Defendant also relies on the assertion that his followers would have known any tweet of his was simply an opinion. But it is unclear from the record that only Defendant’s followers saw the Contested Tweet. It is reasonable to infer, which the Court must do in Plaintiff’s favor, that non-followers saw the Contested Tweet in their feed, based on the more than 9,000 retweets of the Contested Tweet.

Further, Defendant argues Twitter is known as a forum for expressing opinions about controversial issues, and therefore any reader would know Defendant’s statements were only an opinion. This argument is rejected because it is reasonable to infer that, in addition to opinions, Twitter users may tweet verifiable, objective facts. Lastly, Defendant cites the heated public debate over immigration and treatment policy of deportation that was occurring when he posted the Contested Tweet. But that context does not alter Defendant’s assertion of fact as to Plaintiff’s criminal conduct.
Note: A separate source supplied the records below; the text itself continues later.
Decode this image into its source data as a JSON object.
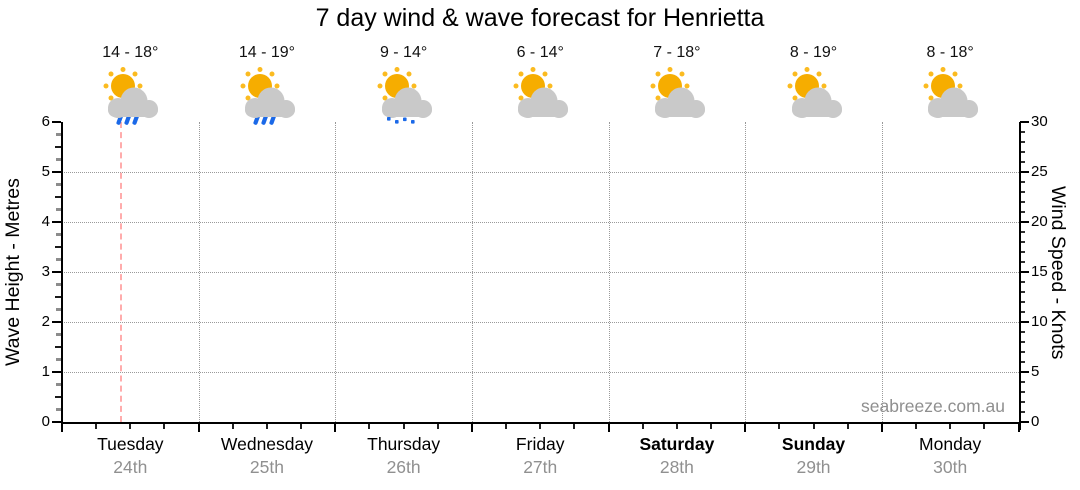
{
  "title": "7 day wind & wave forecast for Henrietta",
  "watermark": "seabreeze.com.au",
  "days": [
    {
      "name": "Tuesday",
      "date": "24th",
      "temp_range": "14 - 18°",
      "icon": "sun-cloud-rain",
      "weekend": false
    },
    {
      "name": "Wednesday",
      "date": "25th",
      "temp_range": "14 - 19°",
      "icon": "sun-cloud-rain",
      "weekend": false
    },
    {
      "name": "Thursday",
      "date": "26th",
      "temp_range": "9 - 14°",
      "icon": "sun-cloud-drizzle",
      "weekend": false
    },
    {
      "name": "Friday",
      "date": "27th",
      "temp_range": "6 - 14°",
      "icon": "sun-cloud",
      "weekend": false
    },
    {
      "name": "Saturday",
      "date": "28th",
      "temp_range": "7 - 18°",
      "icon": "sun-cloud",
      "weekend": true
    },
    {
      "name": "Sunday",
      "date": "29th",
      "temp_range": "8 - 19°",
      "icon": "sun-cloud",
      "weekend": true
    },
    {
      "name": "Monday",
      "date": "30th",
      "temp_range": "8 - 18°",
      "icon": "sun-cloud",
      "weekend": false
    }
  ],
  "left_axis": {
    "label": "Wave Height - Metres",
    "min": 0,
    "max": 6,
    "major_step": 1,
    "minor_step": 0.25,
    "tick_labels": [
      "0",
      "1",
      "2",
      "3",
      "4",
      "5",
      "6"
    ]
  },
  "right_axis": {
    "label": "Wind Speed - Knots",
    "min": 0,
    "max": 30,
    "major_step": 5,
    "minor_step": 1,
    "tick_labels": [
      "0",
      "5",
      "10",
      "15",
      "20",
      "25",
      "30"
    ]
  },
  "x_axis": {
    "days_shown": 7,
    "minor_ticks_per_day": 4
  },
  "current_time_marker": {
    "day_index": 0,
    "day_fraction": 0.435
  },
  "colors": {
    "sun": "#f6ad00",
    "sun_rays": "#fbbb20",
    "cloud": "#c9c9c9",
    "rain": "#1b69e8",
    "grid": "#9a9a9a",
    "marker": "#ffacac",
    "date_text": "#909090",
    "watermark": "#8f8f8f"
  },
  "chart_data": {
    "type": "line",
    "title": "7 day wind & wave forecast for Henrietta",
    "categories": [
      "Tuesday 24th",
      "Wednesday 25th",
      "Thursday 26th",
      "Friday 27th",
      "Saturday 28th",
      "Sunday 29th",
      "Monday 30th"
    ],
    "series": [],
    "note": "Forecast chart frame with no plotted wave/wind series visible; only daily condition icons and temperature ranges are shown.",
    "y_left": {
      "label": "Wave Height - Metres",
      "range": [
        0,
        6
      ],
      "ticks": [
        0,
        1,
        2,
        3,
        4,
        5,
        6
      ]
    },
    "y_right": {
      "label": "Wind Speed - Knots",
      "range": [
        0,
        30
      ],
      "ticks": [
        0,
        5,
        10,
        15,
        20,
        25,
        30
      ]
    },
    "temperatures_c": [
      {
        "day": "Tuesday",
        "min": 14,
        "max": 18
      },
      {
        "day": "Wednesday",
        "min": 14,
        "max": 19
      },
      {
        "day": "Thursday",
        "min": 9,
        "max": 14
      },
      {
        "day": "Friday",
        "min": 6,
        "max": 14
      },
      {
        "day": "Saturday",
        "min": 7,
        "max": 18
      },
      {
        "day": "Sunday",
        "min": 8,
        "max": 19
      },
      {
        "day": "Monday",
        "min": 8,
        "max": 18
      }
    ],
    "conditions": [
      "partly cloudy with rain",
      "partly cloudy with rain",
      "partly cloudy with drizzle",
      "partly cloudy",
      "partly cloudy",
      "partly cloudy",
      "partly cloudy"
    ],
    "grid": "dotted gray horizontal lines at wave heights 1-5, dotted gray vertical lines at day boundaries",
    "legend": "none",
    "annotations": [
      "dashed pink current-time marker within Tuesday",
      "seabreeze.com.au watermark bottom right"
    ]
  }
}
And the court concluded that the tweet wasn’t protected under the California statutory fair report privilege, which exempts from libel liability “a fair and true report in, or a communication to, a public journal … of [a] public official proceeding:

Based on the limited record, the Court is not persuaded Twitter reasonably fits within the term “public journal.” Merriam-Webster defines “journal” as “a daily newspaper or a periodical dealing especially with matters of current interest.” Twitter is a micro-blogging platform, not a newspaper or periodical. Regardless, the Contested Tweet does not discuss or cite any official proceeding. Instead, the statements concern Plaintiff’s alleged conduct as a doctor at detention centers. Although Defendant contends other posts on Twitter referred to investigations, those posts are separate from the one at issue here. Based on the claims, the privilege is not applicable.

Note that California’s fair report privilege seems unusual in its limitation to a “report in, or a communication to, a public journal”; the Restatement (Second) of Torts § 611, which generally summarizes the common law, has no such limitation. Under the California statutory test, as interpreted by the court, Tweeting out a quote reporting what a witness said in a trial (or perhaps even what a court said a witness said in a trial) might well be libelous, under the Republication Rule; that strikes me as wrong. Perhaps some future case might consider whether the First Amendment mandates a stronger fair report privilege, applicable equally to people who aren’t writing for or to “public journals.” See Trainor v. The Standard Times (RI 2007) (“Although we need not and do not pass upon the issue in this case, we note that recognition of the fair report privilege may quite possibly be constitutionally required in light of the courts’ continually evolving understanding of the implications of the First Amendment.”); Liberty Lobby, Inc. v. Dow Jones & Co., Inc. (DC Cir. 1988) (“Federal constitutional concerns are implicated … when common law liability is asserted against a defendant for an accurate account of judicial proceedings.”); Medico v. Time, Inc. (3d Cir. 1981) (“Although the Supreme Court has never explicitly recognized a constitutional privilege of fair report, several of its recent decisions point toward that result.”)

Congratulations to plaintiff’s counsel, Wynter Deagle, Anne-Marie Dao, and Yarazel Mejorado of Sheppard Mullin; Stacey Godfrey Evans, Tiffany Watkins, and John Amble Johnson of Stacey Evans Law; and Scott Grubman.